Friday, 10 January 2014

A warm winter in Siberia

Winter comes to southern Siberia - but will it last?
The weirdest winter for decades takes a cold turn but milder weather is on the way again.



6 January, 2014


Whether the weather be fine... Russian photographer took this stunning images on a unique never-freezing Svetloe lake in Altai region in southern SIberia. Picture: Alexander Tyryshkin

Even in more northerly towns and cities, seasonal temperatures are significantly above average, though Yakutsk and Norilsk were well below minus 40C at the weekend. Northerly latitudes plummeted as low as minus 55C, it was reported.

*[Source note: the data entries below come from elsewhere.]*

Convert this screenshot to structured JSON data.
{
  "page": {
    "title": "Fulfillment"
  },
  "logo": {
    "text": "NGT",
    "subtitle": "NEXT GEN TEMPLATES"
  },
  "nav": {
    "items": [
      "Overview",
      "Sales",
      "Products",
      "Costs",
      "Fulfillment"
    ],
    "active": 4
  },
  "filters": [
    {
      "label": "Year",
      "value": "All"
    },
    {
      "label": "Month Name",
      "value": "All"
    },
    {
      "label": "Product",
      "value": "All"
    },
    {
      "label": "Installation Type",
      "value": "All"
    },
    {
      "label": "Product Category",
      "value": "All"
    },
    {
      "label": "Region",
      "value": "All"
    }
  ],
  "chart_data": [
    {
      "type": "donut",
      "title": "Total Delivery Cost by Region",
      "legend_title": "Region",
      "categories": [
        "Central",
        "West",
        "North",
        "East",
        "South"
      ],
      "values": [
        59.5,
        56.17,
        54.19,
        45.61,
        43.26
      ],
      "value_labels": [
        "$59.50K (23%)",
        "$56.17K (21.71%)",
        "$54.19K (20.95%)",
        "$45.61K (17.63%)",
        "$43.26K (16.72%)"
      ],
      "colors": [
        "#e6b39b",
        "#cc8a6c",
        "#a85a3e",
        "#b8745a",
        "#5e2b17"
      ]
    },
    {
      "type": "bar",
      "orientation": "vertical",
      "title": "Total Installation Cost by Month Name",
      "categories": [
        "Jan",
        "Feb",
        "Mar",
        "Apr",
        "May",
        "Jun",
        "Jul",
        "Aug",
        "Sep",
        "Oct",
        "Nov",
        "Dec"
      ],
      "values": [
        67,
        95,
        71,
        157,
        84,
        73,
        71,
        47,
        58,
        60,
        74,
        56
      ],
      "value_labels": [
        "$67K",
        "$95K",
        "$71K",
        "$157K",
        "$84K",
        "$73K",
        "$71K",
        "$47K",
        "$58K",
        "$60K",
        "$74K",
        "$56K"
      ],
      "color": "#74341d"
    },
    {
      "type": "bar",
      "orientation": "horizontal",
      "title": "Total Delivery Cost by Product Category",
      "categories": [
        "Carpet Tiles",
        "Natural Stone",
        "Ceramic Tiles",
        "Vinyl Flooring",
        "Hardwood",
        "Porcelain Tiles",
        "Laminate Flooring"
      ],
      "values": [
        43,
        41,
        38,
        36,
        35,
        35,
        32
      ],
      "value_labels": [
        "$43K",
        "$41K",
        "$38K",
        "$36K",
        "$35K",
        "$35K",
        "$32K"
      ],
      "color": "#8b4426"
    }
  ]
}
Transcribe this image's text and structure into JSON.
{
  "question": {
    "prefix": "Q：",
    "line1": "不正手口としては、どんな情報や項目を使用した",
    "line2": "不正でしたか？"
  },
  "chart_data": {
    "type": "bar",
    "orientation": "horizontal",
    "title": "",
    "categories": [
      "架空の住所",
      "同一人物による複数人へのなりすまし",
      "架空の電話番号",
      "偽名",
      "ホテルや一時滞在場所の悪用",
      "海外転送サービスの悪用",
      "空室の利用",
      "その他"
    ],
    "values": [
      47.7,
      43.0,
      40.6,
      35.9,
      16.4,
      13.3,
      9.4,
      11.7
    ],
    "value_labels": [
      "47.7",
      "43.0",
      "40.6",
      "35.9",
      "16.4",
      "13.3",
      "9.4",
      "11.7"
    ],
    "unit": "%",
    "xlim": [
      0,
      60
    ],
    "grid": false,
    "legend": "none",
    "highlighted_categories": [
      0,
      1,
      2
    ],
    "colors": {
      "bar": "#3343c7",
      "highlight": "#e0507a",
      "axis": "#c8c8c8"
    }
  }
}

This is what locals expect, but there has been a shortage of such cold this winter. The unusually mild temperatures in Siberia's main population belt took a sudden dive, too, with a 20C to 25C drop in many places, but it is not forecast to stay cold.

Tomsk - where locals recently paraded in swim wear to mock the 'warm' weather - was forecast to drop to minus 42C on Monday. Siberia's largest city Novosibirsk was at minus 28C on Sunday evening. Irkutsk dropped to minus 33C yet the ice on nearby Lake Baikal is not as solid as usual.

A Lada Niva vehicle fell through the ice on Saturday. One man escaped as it sank but two more were missing presumed drowned in the Severo-Baikalsky district of Buryatia. Locals say it is safe to drive cars over the world's oldest and deepest lake if the thickness of the ice is 30cm or more.

'Temperatures will be as low as minus 52C on the Taymyr peninsula, minus 50C in the Turukhansk district and down to minus 55C in Evenkia, a vast Siberian region in the Krasnoyarsk Territory,' explained Itar-Tass news agency based on information from the Hydrometeorological Federal Sevice of Russia.

Further south, the mountainous Altai Republic reached minus 28C. Yet a winter which has seen a distinct dearth of snow, with winter in Krasnoyarsk resembling a mild autumn, and the Ob River in December looking as if spring had arrived with ice flowing rapidly downstream, is poised for more surprises.

Forecasters suggest daytime temperatures in Irkutsk will be only minus 6C early next week, with Krasnoyarsk expected to be at minus 1C, and Novosibirsk and Tomsk at minus 3C. Norilsk's cold blast could ease to minus 14C while Yakutsk - the world's coldest city - is due to remain below minus 40C for the next week.



Meanwhile in Sochi where the Winter Olympics are to be held, temperatures are between 8 and 12C. They might need to import the snow!